The history of faking is nearly as old as the history of art, and for as long as there have been documents, there have been forgeries. "This is not a lie, it is indeed the truth," runs an inscription of the earliest forgery we know, a Babylonian cuneiform inscription from the 2nd millennium B.C. pretending to be one from the 3rd millennium. "He who will damage this document, let Enki fill up his canals with slime."
In the thousands of years since, there have been fake epics and poems, fake royal seals and family trees, fake historical relics (from chastity belts to spurs of warriors killed on the field of Agincourt), fake newspapers, propaganda photos, films and books. Some of these, like the so-called Protocols of the Elders of Zion, forged by a 19th century Russian anti-Semite, have had appalling political consequences. Others, like the work of the fictional bard Ossian and the skull of Piltdown man, have had deep cultural ones. Others still, like the phony mermaids that turned up in the cabinets of Renaissance collectors and the fraudulent photographs of fairies that deceived Sir Arthur Conan Doyle, the creator of Sherlock Holmes, may not have mattered greatly but retain a certain fascination as souvenirs of human credulity.
In art, of course, the field widens immensely -- as does the spectrum of motives and responses. An honest copy becomes a fake when the context of desire is switched. There are Egyptian statues from the 7th century B.C. that deliberately copy the archaic style of Old Kingdom figures done nearly two millenniums before. Chinese craftsmen in the Sung dynasty made ritual bronze vessels almost indistinguishable from those of the Shang period, 2,100 years earlier. Roman sculptors in the 2nd century A.D. made versions of 5th century B.C. Greek prototypes, and from then on, there would be an immense industry in the copying, overrestoration and outright forgery of everything antique -- marbles, bronzes, pots, cameo gems, goldwork.
There is no kind of artwork that has not been forged, from Cycladic idols to Watteaus, from medieval manuscripts to rococo porcelain elephants, from Michelangelo drawings to paintings by Constable, Picasso or (a great favorite) Renoir. It used to be said that Camille Corot painted 800 pictures in his lifetime, of which 4,000 ended up in American collections.
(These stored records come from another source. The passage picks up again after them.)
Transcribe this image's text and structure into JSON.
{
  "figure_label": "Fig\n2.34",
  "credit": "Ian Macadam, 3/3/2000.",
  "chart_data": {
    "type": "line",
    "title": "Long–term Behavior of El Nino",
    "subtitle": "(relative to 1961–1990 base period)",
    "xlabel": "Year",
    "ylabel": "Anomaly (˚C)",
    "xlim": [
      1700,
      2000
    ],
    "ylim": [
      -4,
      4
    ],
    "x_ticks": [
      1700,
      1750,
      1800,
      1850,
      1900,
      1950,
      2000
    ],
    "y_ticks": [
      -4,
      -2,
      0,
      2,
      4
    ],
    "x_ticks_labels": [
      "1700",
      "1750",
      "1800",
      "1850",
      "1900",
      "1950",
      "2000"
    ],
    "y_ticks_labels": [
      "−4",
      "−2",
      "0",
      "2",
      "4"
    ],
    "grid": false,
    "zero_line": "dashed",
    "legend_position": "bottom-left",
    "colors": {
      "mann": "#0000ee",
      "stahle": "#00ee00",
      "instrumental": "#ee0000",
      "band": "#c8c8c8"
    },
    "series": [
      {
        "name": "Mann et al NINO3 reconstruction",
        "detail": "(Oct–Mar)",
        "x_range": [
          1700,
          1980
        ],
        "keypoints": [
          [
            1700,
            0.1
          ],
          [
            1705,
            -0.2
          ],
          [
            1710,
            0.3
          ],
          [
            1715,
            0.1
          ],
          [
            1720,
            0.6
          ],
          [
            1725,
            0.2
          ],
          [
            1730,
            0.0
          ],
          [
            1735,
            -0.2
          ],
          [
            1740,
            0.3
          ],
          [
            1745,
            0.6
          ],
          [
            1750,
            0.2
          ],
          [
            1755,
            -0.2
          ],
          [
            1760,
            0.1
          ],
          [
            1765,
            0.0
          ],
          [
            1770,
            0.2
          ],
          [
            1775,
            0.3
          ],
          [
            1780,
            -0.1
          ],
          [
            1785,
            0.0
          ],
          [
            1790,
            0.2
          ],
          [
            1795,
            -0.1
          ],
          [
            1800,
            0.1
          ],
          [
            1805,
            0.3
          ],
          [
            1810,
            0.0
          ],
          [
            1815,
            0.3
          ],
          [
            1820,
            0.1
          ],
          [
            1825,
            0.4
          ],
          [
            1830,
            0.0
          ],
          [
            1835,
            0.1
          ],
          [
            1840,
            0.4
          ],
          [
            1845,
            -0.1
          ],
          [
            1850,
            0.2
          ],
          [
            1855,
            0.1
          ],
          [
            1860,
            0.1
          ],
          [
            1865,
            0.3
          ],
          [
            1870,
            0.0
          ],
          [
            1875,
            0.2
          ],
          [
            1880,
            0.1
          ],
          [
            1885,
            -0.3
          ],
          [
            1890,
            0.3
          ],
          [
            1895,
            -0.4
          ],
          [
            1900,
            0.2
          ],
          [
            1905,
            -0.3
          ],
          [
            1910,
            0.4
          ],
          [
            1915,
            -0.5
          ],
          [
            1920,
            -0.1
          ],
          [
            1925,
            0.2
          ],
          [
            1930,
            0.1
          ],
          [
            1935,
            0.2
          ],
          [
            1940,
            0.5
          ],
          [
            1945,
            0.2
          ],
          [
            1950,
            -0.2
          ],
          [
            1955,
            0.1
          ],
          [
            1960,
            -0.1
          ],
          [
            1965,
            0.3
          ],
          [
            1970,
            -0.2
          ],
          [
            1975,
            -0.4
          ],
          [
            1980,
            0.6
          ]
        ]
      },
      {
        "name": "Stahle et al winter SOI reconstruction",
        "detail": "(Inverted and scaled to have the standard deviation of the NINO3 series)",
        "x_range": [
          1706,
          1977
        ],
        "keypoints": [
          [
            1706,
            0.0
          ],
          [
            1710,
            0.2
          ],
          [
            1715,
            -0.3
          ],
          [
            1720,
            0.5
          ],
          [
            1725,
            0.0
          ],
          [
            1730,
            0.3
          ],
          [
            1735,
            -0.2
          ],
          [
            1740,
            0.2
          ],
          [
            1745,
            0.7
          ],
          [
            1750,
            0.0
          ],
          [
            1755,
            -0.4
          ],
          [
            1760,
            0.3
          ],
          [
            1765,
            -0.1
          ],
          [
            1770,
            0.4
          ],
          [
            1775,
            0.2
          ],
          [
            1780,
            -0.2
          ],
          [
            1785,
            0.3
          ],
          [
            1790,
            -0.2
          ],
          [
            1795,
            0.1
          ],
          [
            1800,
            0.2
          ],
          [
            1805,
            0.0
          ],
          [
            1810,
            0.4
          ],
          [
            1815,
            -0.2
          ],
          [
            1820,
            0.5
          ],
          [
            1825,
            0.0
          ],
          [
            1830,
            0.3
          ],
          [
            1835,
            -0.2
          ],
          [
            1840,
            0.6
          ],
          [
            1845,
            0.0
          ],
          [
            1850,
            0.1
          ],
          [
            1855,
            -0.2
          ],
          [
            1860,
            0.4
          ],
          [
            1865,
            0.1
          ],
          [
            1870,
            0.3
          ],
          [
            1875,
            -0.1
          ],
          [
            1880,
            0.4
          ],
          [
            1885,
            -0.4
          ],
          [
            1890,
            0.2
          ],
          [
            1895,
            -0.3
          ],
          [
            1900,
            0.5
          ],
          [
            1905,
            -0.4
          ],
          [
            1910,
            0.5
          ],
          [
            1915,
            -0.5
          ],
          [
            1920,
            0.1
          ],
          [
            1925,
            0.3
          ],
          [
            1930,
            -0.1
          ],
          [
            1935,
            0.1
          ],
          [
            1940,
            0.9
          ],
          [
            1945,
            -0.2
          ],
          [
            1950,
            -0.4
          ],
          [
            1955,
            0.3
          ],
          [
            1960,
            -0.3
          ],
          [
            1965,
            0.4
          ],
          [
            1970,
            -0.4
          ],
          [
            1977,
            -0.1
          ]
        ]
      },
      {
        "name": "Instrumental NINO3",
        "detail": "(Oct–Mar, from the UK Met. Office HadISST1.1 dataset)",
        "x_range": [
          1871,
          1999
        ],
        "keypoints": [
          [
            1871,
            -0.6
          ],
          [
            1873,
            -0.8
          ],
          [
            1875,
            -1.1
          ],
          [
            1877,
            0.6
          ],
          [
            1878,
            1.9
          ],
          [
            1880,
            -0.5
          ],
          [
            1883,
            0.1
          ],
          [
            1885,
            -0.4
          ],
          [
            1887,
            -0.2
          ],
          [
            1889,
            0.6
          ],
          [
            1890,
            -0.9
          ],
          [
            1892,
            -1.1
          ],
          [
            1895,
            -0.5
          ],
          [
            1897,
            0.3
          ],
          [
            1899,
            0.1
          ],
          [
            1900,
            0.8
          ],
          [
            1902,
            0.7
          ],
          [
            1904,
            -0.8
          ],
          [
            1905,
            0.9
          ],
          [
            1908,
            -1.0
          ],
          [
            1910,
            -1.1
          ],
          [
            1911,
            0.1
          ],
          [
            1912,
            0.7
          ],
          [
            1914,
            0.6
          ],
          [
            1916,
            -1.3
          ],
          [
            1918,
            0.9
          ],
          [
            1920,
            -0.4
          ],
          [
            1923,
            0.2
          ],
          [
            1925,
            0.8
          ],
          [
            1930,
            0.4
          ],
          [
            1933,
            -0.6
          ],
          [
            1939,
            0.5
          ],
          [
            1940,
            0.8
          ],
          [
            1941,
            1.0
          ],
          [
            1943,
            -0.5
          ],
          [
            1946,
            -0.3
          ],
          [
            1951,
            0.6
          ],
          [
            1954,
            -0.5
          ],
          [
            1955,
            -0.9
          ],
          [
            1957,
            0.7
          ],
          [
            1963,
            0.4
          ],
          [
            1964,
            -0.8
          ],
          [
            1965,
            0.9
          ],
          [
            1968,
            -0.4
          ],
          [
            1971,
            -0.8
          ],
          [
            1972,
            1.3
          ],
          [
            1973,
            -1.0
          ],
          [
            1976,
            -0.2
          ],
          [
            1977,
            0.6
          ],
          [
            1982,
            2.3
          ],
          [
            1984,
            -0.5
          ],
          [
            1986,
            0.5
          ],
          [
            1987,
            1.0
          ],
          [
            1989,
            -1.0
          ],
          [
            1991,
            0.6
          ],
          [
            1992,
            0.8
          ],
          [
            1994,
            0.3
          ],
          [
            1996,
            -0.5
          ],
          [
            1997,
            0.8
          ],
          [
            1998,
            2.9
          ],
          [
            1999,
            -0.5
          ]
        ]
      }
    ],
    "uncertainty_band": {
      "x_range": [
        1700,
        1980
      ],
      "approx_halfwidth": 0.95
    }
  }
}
This is a subject that makes museums nervous, and perhaps it is not so strange that no museum show in recent memory has focused on forgery and its ramifications. Hence the interest of "Fake? The Art of Deception," a sprawling and overcrowded array of more than 600 objects, on view at the British Museum. "We are all emotionally involved with fakes; nobody wishes to be associated with them," the museum's director, Sir David Wilson, sagaciously remarks in the catalog. "Fortunately, most of the worst errors are our own, the result of nearly 2 1/2 centuries of collecting." The reluctance to fess up may account for the absence from this show of some of the real lulus of American public collections, such as the fake Etruscan warriors that until some 30 years ago were star exhibits at the Metropolitan Museum of Art in New York City.